The atheists overplayed their hand. After their string of victories banning prayer and the Ten Commandments, they must have thought the time was ripe to get rid of God in the Pledge of Allegiance.
But our country simply isn't going to stand for the ridiculous Ninth Circuit Court of Appeals ruling. A Newsweek poll found that a phenomenal 87 percent of Americans support "under God" in the Pledge.
Congress should not wait for the Supreme Court to reverse the Pledge decision. Congress should immediately use its Article III constitutional power to withdraw jurisdiction from the federal courts by passing a law that reads: "Judicial power may not interfere with the peaceful invocation of God." The U.S. Supreme Court decision in the Cleveland school-choice case the same week is being heralded as a turning point in judicial policy toward religiously affiliated schools, but the Pledge of Allegiance decision may turn out to be even more influential. It may galvanize Americans to call a halt to the damage that activist judges have been inflicting for decades.
The Pledge decision came hard on the heels of a media orgy about the 30th anniversary of Watergate. The damage Richard Nixon did to the Constitution in Watergate, however, was minuscule compared to the damage he did in appointing Justice Harry Blackmun of Roe v. Wade (abortion) fame and Alfred T. Goodwin, the Ninth Circuit judge who achieved his Andy Warhol 15 minutes of fame with a decision that brought down the wrath of everyone from Jerry Falwell to Tom Daschle.
The judge apparently didn't remember how the Pledge of Allegiance issue helped to defeat Michael Dukakis in 1988. A typical liberal who shrank from flag-waving symbolism, Dukakis had vetoed a law to require public school teachers to lead the Pledge of Allegiance every morning, and his nose was rubbed in his own stupidity by George Bush the First. The Supreme Court upheld the Cleveland school option plan as "a program of true private choice" even though the big majority of voucher-using parents chose (gasp, gasp) religiously affiliated schools. Some are saying that this is the most important school decision since prayer in schools was banned by Engel v. Vitale in 1962 or even since segregation was banned by Brown v. Board of Education in 1954.
The Cleveland plan is limited to poor children whose parents want them out of some of the worst rated schools in the country. It won't pay tuition for the children of rich liberal Senators who sanctimoniously orate against school choice for poor kids at the same time that they send their own children to expensive private schools. While the ruling in the school voucher case applies only to Cleveland, it can usher in a new era of competition in education.

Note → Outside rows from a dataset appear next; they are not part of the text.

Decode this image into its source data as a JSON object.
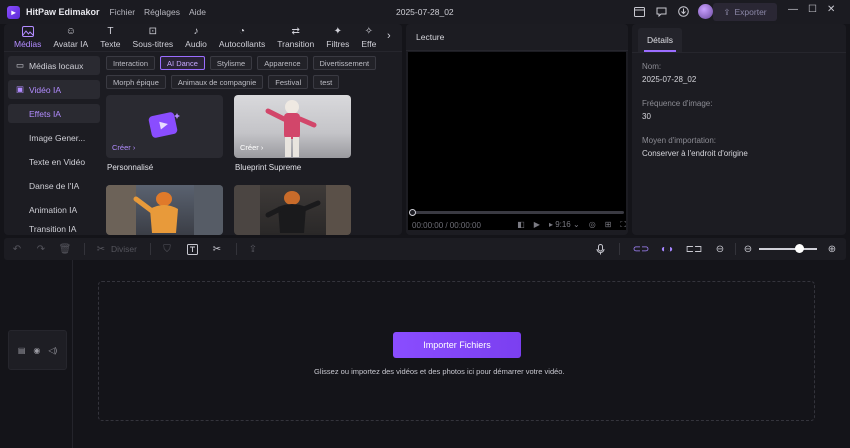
{
  "app": {
    "name": "HitPaw Edimakor",
    "project_title": "2025-07-28_02",
    "menu": [
      "Fichier",
      "Réglages",
      "Aide"
    ],
    "export_label": "Exporter"
  },
  "media_tabs": [
    {
      "label": "Médias",
      "icon": "media-icon"
    },
    {
      "label": "Avatar IA",
      "icon": "avatar-icon"
    },
    {
      "label": "Texte",
      "icon": "text-icon"
    },
    {
      "label": "Sous-titres",
      "icon": "subtitles-icon"
    },
    {
      "label": "Audio",
      "icon": "music-icon"
    },
    {
      "label": "Autocollants",
      "icon": "sticker-icon"
    },
    {
      "label": "Transition",
      "icon": "transition-icon"
    },
    {
      "label": "Filtres",
      "icon": "sparkle-icon"
    },
    {
      "label": "Effe",
      "icon": "effects-icon"
    }
  ],
  "sidebar": {
    "items": [
      {
        "label": "Médias locaux"
      },
      {
        "label": "Vidéo IA"
      },
      {
        "label": "Effets IA"
      },
      {
        "label": "Image Gener..."
      },
      {
        "label": "Texte en Vidéo"
      },
      {
        "label": "Danse de l'IA"
      },
      {
        "label": "Animation IA"
      },
      {
        "label": "Transition IA"
      }
    ]
  },
  "categories": [
    "Interaction",
    "AI Dance",
    "Stylisme",
    "Apparence",
    "Divertissement",
    "Morph épique",
    "Animaux de compagnie",
    "Festival",
    "test"
  ],
  "cards": [
    {
      "title": "Personnalisé",
      "action": "Créer ›"
    },
    {
      "title": "Blueprint Supreme",
      "action": "Créer ›"
    }
  ],
  "preview": {
    "title": "Lecture",
    "time": "00:00:00 / 00:00:00",
    "ratio": "9:16"
  },
  "details": {
    "tab": "Détails",
    "name_label": "Nom:",
    "name_value": "2025-07-28_02",
    "fps_label": "Fréquence d'image:",
    "fps_value": "30",
    "import_label": "Moyen d'importation:",
    "import_value": "Conserver à l'endroit d'origine"
  },
  "timeline": {
    "split_label": "Diviser",
    "import_button": "Importer Fichiers",
    "drop_hint": "Glissez ou importez des vidéos et des photos ici pour démarrer votre vidéo."
  },
  "colors": {
    "accent": "#9b6dff",
    "background": "#141419",
    "panel": "#1c1c22"
  }
}
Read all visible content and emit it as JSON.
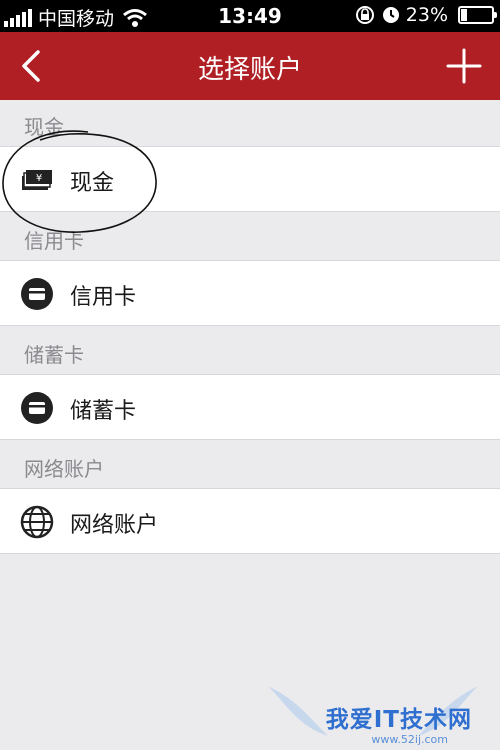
{
  "status_bar": {
    "carrier": "中国移动",
    "time": "13:49",
    "battery": "23%",
    "battery_level": 0.23
  },
  "nav": {
    "title": "选择账户"
  },
  "sections": [
    {
      "header": "现金",
      "item_label": "现金",
      "icon": "cash-icon"
    },
    {
      "header": "信用卡",
      "item_label": "信用卡",
      "icon": "card-icon"
    },
    {
      "header": "储蓄卡",
      "item_label": "储蓄卡",
      "icon": "card-icon"
    },
    {
      "header": "网络账户",
      "item_label": "网络账户",
      "icon": "globe-icon"
    }
  ],
  "watermark": {
    "title": "我爱IT技术网",
    "url": "www.52ij.com"
  },
  "colors": {
    "nav_background": "#b01f24",
    "page_background": "#ebebed"
  }
}
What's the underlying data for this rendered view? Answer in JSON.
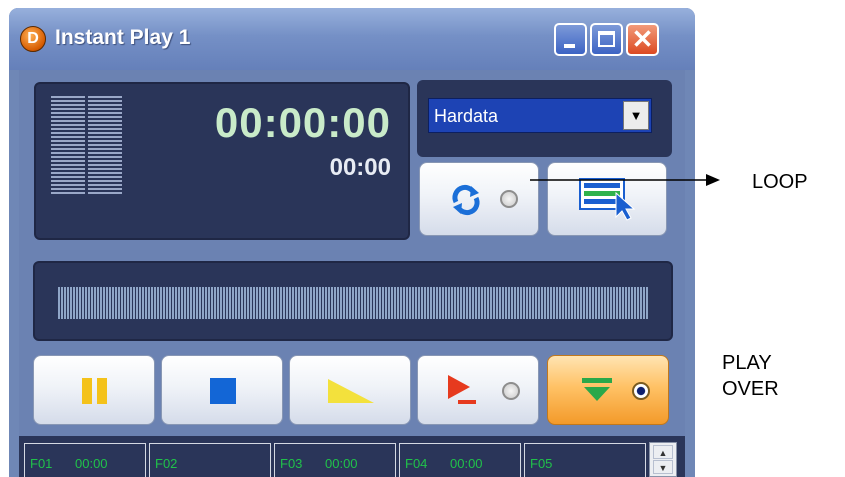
{
  "window": {
    "title": "Instant Play 1",
    "icon_letter": "D"
  },
  "titlebar_buttons": [
    "minimize-icon",
    "maximize-icon",
    "close-icon"
  ],
  "titlebar_glyphs": {
    "close": "✕"
  },
  "display": {
    "time_main": "00:00:00",
    "time_sub": "00:00"
  },
  "source_select": {
    "value": "Hardata",
    "arrow": "▼"
  },
  "buttons": {
    "loop": {
      "icon": "loop-arrows-icon",
      "radio_on": false
    },
    "select": {
      "icon": "list-pointer-icon"
    }
  },
  "transport": [
    {
      "name": "pause",
      "icon": "pause-icon"
    },
    {
      "name": "stop",
      "icon": "stop-icon"
    },
    {
      "name": "play",
      "icon": "play-ramp-icon"
    },
    {
      "name": "play-over",
      "icon": "play-over-icon",
      "radio_on": false
    },
    {
      "name": "hold",
      "icon": "hold-icon",
      "radio_on": true,
      "active_color": "#f7a334"
    }
  ],
  "function_keys": [
    {
      "key": "F01",
      "time": "00:00"
    },
    {
      "key": "F02",
      "time": ""
    },
    {
      "key": "F03",
      "time": "00:00"
    },
    {
      "key": "F04",
      "time": "00:00"
    },
    {
      "key": "F05",
      "time": ""
    }
  ],
  "scroll": {
    "up": "▲",
    "down": "▼"
  },
  "annotations": {
    "loop_label": "LOOP",
    "playover_line1": "PLAY",
    "playover_line2": "OVER"
  },
  "colors": {
    "panel": "#2a3559",
    "time_main": "#c9ebc9",
    "fkey_text": "#20c24a"
  }
}
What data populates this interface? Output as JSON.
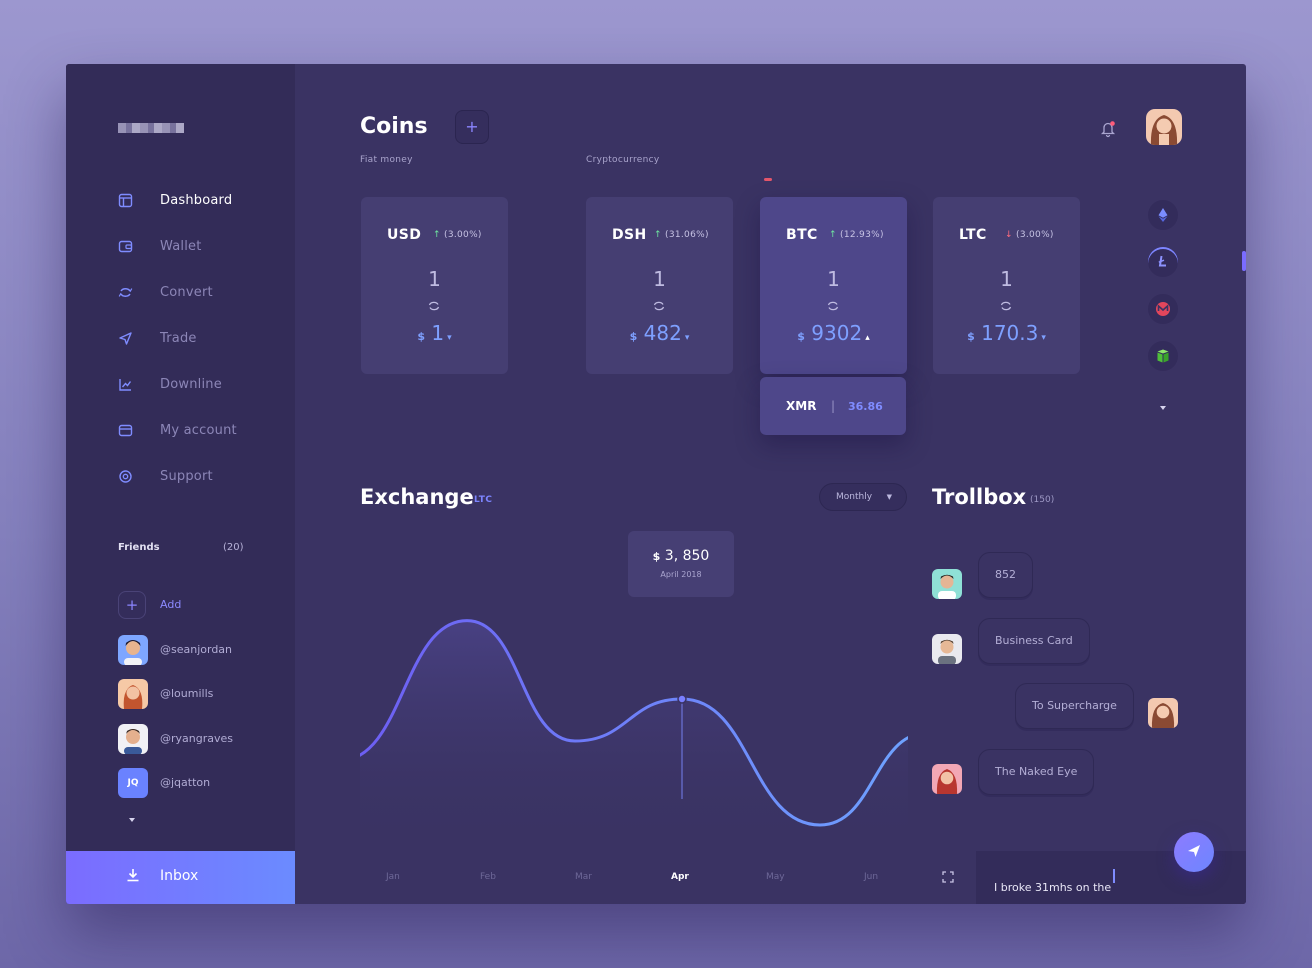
{
  "nav": [
    {
      "label": "Dashboard",
      "icon": "dashboard-icon"
    },
    {
      "label": "Wallet",
      "icon": "wallet-icon"
    },
    {
      "label": "Convert",
      "icon": "convert-icon"
    },
    {
      "label": "Trade",
      "icon": "trade-icon"
    },
    {
      "label": "Downline",
      "icon": "downline-icon"
    },
    {
      "label": "My account",
      "icon": "account-icon"
    },
    {
      "label": "Support",
      "icon": "support-icon"
    }
  ],
  "friends": {
    "heading": "Friends",
    "count": "(20)",
    "add_label": "Add",
    "list": [
      {
        "name": "@seanjordan"
      },
      {
        "name": "@loumills"
      },
      {
        "name": "@ryangraves"
      },
      {
        "name": "@jqatton",
        "initials": "JQ"
      }
    ]
  },
  "inbox": {
    "label": "Inbox"
  },
  "coins": {
    "title": "Coins",
    "add_label": "+",
    "fiat_label": "Fiat money",
    "crypto_label": "Cryptocurrency",
    "cards": [
      {
        "symbol": "USD",
        "change": "(3.00%)",
        "direction": "up",
        "amount": "1",
        "currency": "$",
        "price": "1",
        "caret": "▾"
      },
      {
        "symbol": "DSH",
        "change": "(31.06%)",
        "direction": "up",
        "amount": "1",
        "currency": "$",
        "price": "482",
        "caret": "▾"
      },
      {
        "symbol": "BTC",
        "change": "(12.93%)",
        "direction": "up",
        "amount": "1",
        "currency": "$",
        "price": "9302",
        "caret": "▴",
        "highlighted": true
      },
      {
        "symbol": "LTC",
        "change": "(3.00%)",
        "direction": "down",
        "amount": "1",
        "currency": "$",
        "price": "170.3",
        "caret": "▾"
      }
    ],
    "xmr": {
      "symbol": "XMR",
      "separator": "|",
      "value": "36.86"
    },
    "rail": [
      "ethereum-icon",
      "litecoin-icon",
      "monero-icon",
      "neo-icon"
    ]
  },
  "exchange": {
    "title": "Exchange",
    "tag": "LTC",
    "period": "Monthly",
    "tooltip": {
      "currency": "$",
      "value": "3, 850",
      "date": "April 2018"
    },
    "months": [
      "Jan",
      "Feb",
      "Mar",
      "Apr",
      "May",
      "Jun"
    ],
    "active_month": "Apr"
  },
  "chart_data": {
    "type": "line",
    "x": [
      "Jan",
      "Feb",
      "Mar",
      "Apr",
      "May",
      "Jun"
    ],
    "series": [
      {
        "values": [
          0.28,
          0.78,
          0.35,
          0.5,
          0.05,
          0.38
        ]
      }
    ],
    "highlight": {
      "x": "Apr",
      "label": "$ 3, 850"
    },
    "colors": {
      "start": "#6d5cf2",
      "end": "#6ea4ff"
    },
    "grid": false
  },
  "trollbox": {
    "title": "Trollbox",
    "count": "(150)",
    "messages": [
      {
        "text": "852",
        "side": "left"
      },
      {
        "text": "Business Card",
        "side": "left"
      },
      {
        "text": "To Supercharge",
        "side": "right"
      },
      {
        "text": "The Naked Eye",
        "side": "left"
      }
    ],
    "input_value": "I broke 31mhs on the"
  },
  "colors": {
    "accent": "#7a6cff",
    "price": "#7ea0ff",
    "up": "#6ee7a0",
    "down": "#ff6b7d",
    "background": "#3a3363",
    "sidebar": "#332c58"
  }
}
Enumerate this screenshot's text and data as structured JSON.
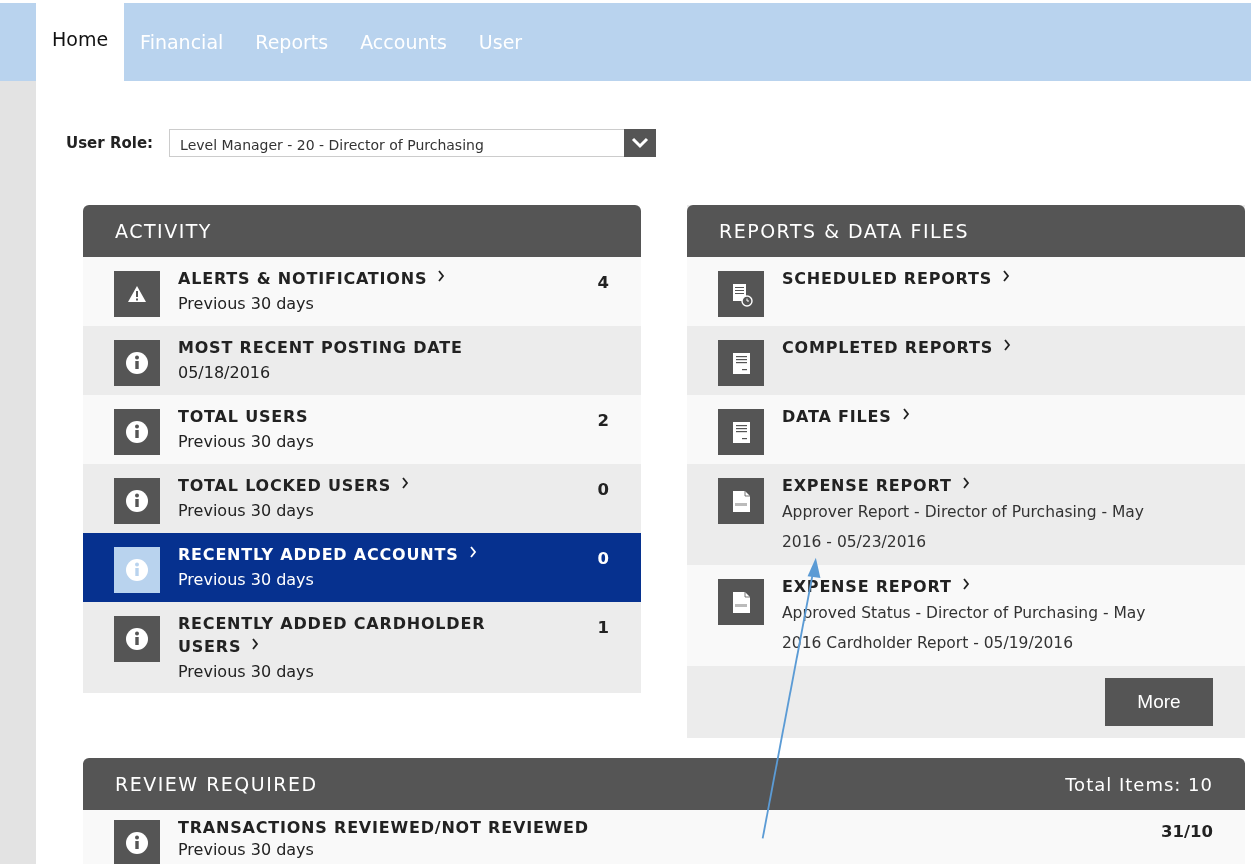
{
  "nav": {
    "tabs": [
      {
        "label": "Home",
        "selected": true
      },
      {
        "label": "Financial",
        "selected": false
      },
      {
        "label": "Reports",
        "selected": false
      },
      {
        "label": "Accounts",
        "selected": false
      },
      {
        "label": "User",
        "selected": false
      }
    ]
  },
  "user_role": {
    "label": "User Role:",
    "value": "Level Manager - 20 - Director of Purchasing"
  },
  "activity": {
    "title": "ACTIVITY",
    "items": [
      {
        "kind": "warning",
        "title": "ALERTS & NOTIFICATIONS",
        "link": true,
        "subtitle": "Previous 30 days",
        "count": "4",
        "selected": false
      },
      {
        "kind": "info",
        "title": "MOST RECENT POSTING DATE",
        "link": false,
        "subtitle": "05/18/2016",
        "selected": false
      },
      {
        "kind": "info",
        "title": "TOTAL USERS",
        "link": false,
        "subtitle": "Previous 30 days",
        "count": "2",
        "selected": false
      },
      {
        "kind": "info",
        "title": "TOTAL LOCKED USERS",
        "link": true,
        "subtitle": "Previous 30 days",
        "count": "0",
        "selected": false
      },
      {
        "kind": "info",
        "title": "RECENTLY ADDED ACCOUNTS",
        "link": true,
        "subtitle": "Previous 30 days",
        "count": "0",
        "selected": true
      },
      {
        "kind": "info",
        "title": "RECENTLY ADDED CARDHOLDER USERS",
        "link": true,
        "subtitle": "Previous 30 days",
        "count": "1",
        "selected": false
      }
    ]
  },
  "reports": {
    "title": "REPORTS & DATA FILES",
    "items": [
      {
        "kind": "scheduled",
        "title": "SCHEDULED REPORTS",
        "link": true
      },
      {
        "kind": "document",
        "title": "COMPLETED REPORTS",
        "link": true
      },
      {
        "kind": "document",
        "title": "DATA FILES",
        "link": true
      },
      {
        "kind": "pdf",
        "title": "EXPENSE REPORT",
        "link": true,
        "description": "Approver Report - Director of Purchasing - May 2016 - 05/23/2016"
      },
      {
        "kind": "pdf",
        "title": "EXPENSE REPORT",
        "link": true,
        "description": "Approved Status - Director of Purchasing - May 2016 Cardholder Report - 05/19/2016"
      }
    ],
    "more_button": "More"
  },
  "review": {
    "title": "REVIEW REQUIRED",
    "total": "Total Items: 10",
    "items": [
      {
        "kind": "info",
        "title": "TRANSACTIONS REVIEWED/NOT REVIEWED",
        "link": false,
        "subtitle": "Previous 30 days",
        "count": "31/10",
        "selected": false
      }
    ]
  }
}
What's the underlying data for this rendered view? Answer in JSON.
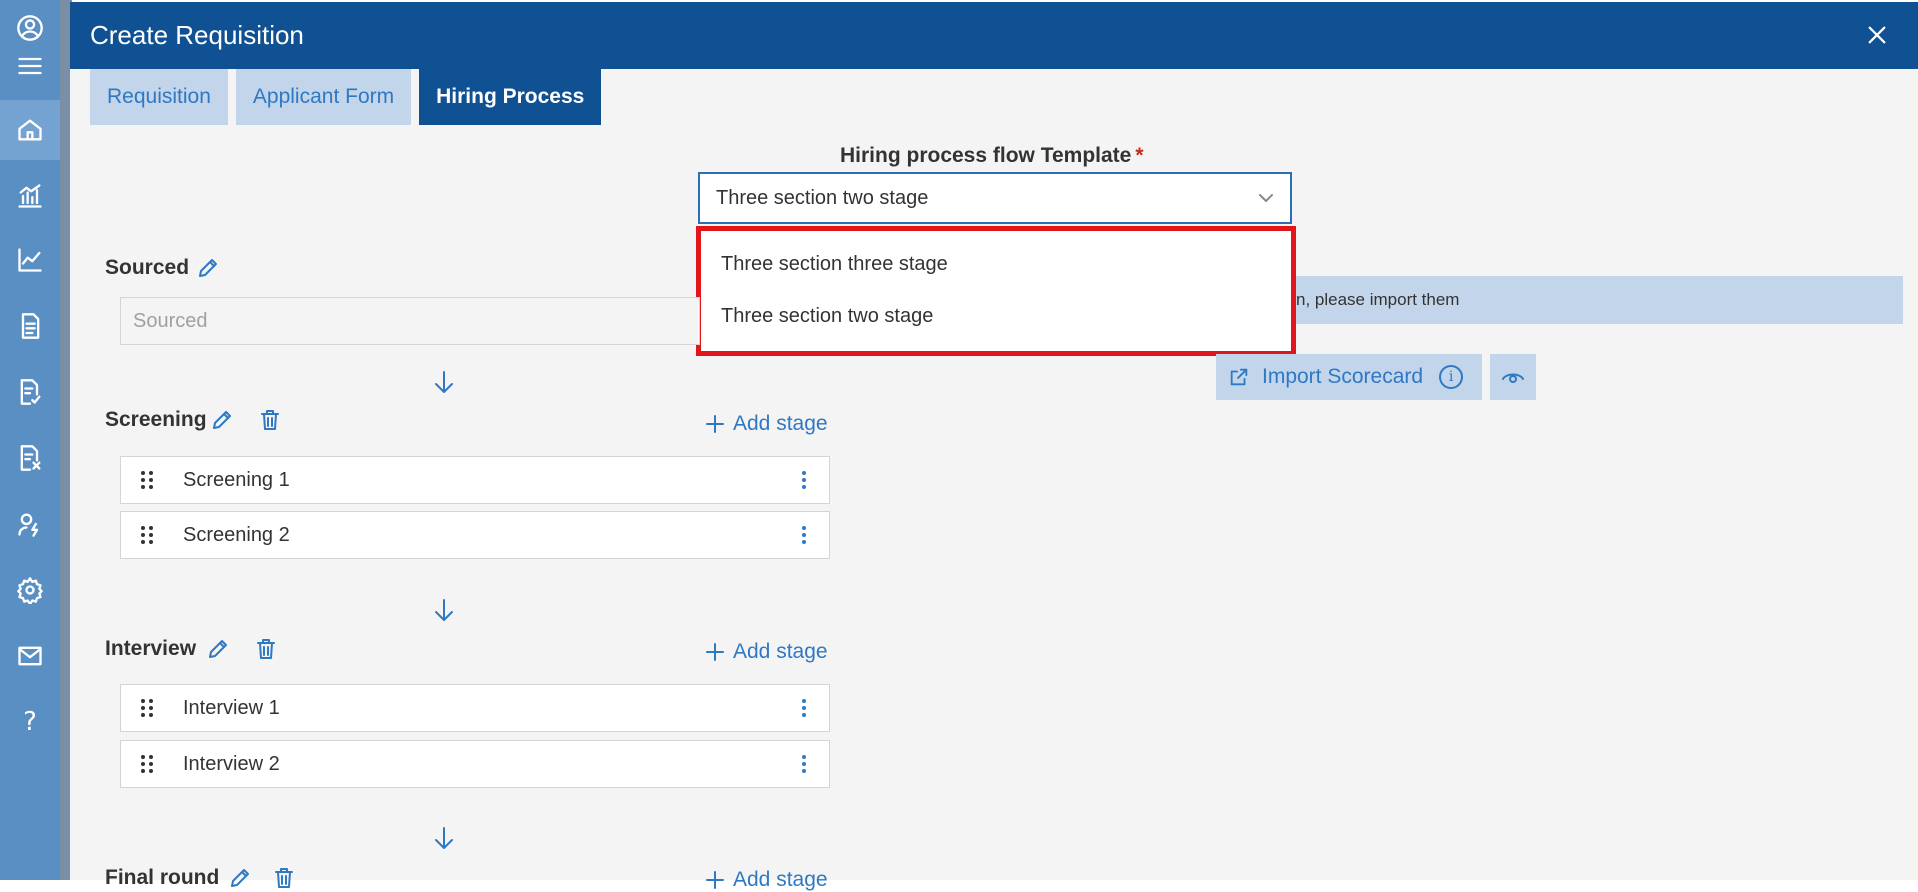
{
  "rail": {
    "items": [
      {
        "name": "profile",
        "icon": "user-circle-icon"
      },
      {
        "name": "menu",
        "icon": "hamburger-icon"
      },
      {
        "name": "home",
        "icon": "home-icon"
      },
      {
        "name": "analytics",
        "icon": "bar-chart-icon"
      },
      {
        "name": "trends",
        "icon": "line-chart-icon"
      },
      {
        "name": "documents",
        "icon": "document-icon"
      },
      {
        "name": "approvals",
        "icon": "document-check-icon"
      },
      {
        "name": "rejected",
        "icon": "document-x-icon"
      },
      {
        "name": "people",
        "icon": "person-flash-icon"
      },
      {
        "name": "settings",
        "icon": "gear-icon"
      },
      {
        "name": "mail",
        "icon": "mail-icon"
      },
      {
        "name": "help",
        "label": "?"
      }
    ]
  },
  "modal": {
    "title": "Create Requisition",
    "tabs": [
      {
        "label": "Requisition",
        "active": false
      },
      {
        "label": "Applicant Form",
        "active": false
      },
      {
        "label": "Hiring Process",
        "active": true
      }
    ]
  },
  "template": {
    "label": "Hiring process flow Template",
    "required_mark": "*",
    "selected": "Three section two stage",
    "options": [
      "Three section three stage",
      "Three section two stage"
    ]
  },
  "scorecard": {
    "info_text": "n, please import them",
    "import_label": "Import Scorecard"
  },
  "sections": {
    "sourced": {
      "title": "Sourced",
      "placeholder": "Sourced"
    },
    "screening": {
      "title": "Screening",
      "add_label": "Add stage",
      "stages": [
        "Screening 1",
        "Screening 2"
      ]
    },
    "interview": {
      "title": "Interview",
      "add_label": "Add stage",
      "stages": [
        "Interview 1",
        "Interview 2"
      ]
    },
    "final": {
      "title": "Final round",
      "add_label": "Add stage"
    }
  },
  "colors": {
    "brand": "#0f5192",
    "accent": "#2f78c4",
    "highlight": "#e0161b"
  }
}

It's a significant rupture in the monopoly that the teachers unions hold over tax-supported elementary and secondary schools.
Competition is the only reform that will improve schools. Throwing good money after bad will not help; the public schools already spend several times more money per student than the schools to which the voucher-using parents are so eager to transfer their children.
Lengthening the school year or reducing class size will not help.
Forcing children into schools at age 3 or 4 will not help. Teaching self-esteem to children who can't read, write or calculate won't help.
In watching the tantrums indulged in by the teachers unions and their allies, such as the National PTA, their principal argument is not First Amendment but financial. They are squealing because school-choice plans divert a tiny fraction of public funds to private schools "that are not accountable to the public." Public schools are currently accountable only to the political bureaucracy that the unions control. Private schools are accountable to the parents who pay the tuition and can withdraw their children if the schooling isn't satisfactory.
In an argument that doesn't pass the laugh test, the teachers unions assert that private schools and their students should pass government tests to assure that their curriculum is of high quality.
"High quality," like the Cleveland public schools where only 10 percent of students can meet the most basic levels of achievement? In a letter to the Economist magazine, American Federation of Teachers president Sandra Feldman boasted that "the official state-mandated study of the Cleveland voucher program ... found that the gains of public-school students were greater than those of voucher students." That's an argument FOR, not against, a school-choice plan because it shows that competition works.
School choice plans actually save public funds because private schools consistently educate students for much less money than the public schools are spending. School choice plans may, however, cause the flow of union dues to fall, and that may be the unions' real objection.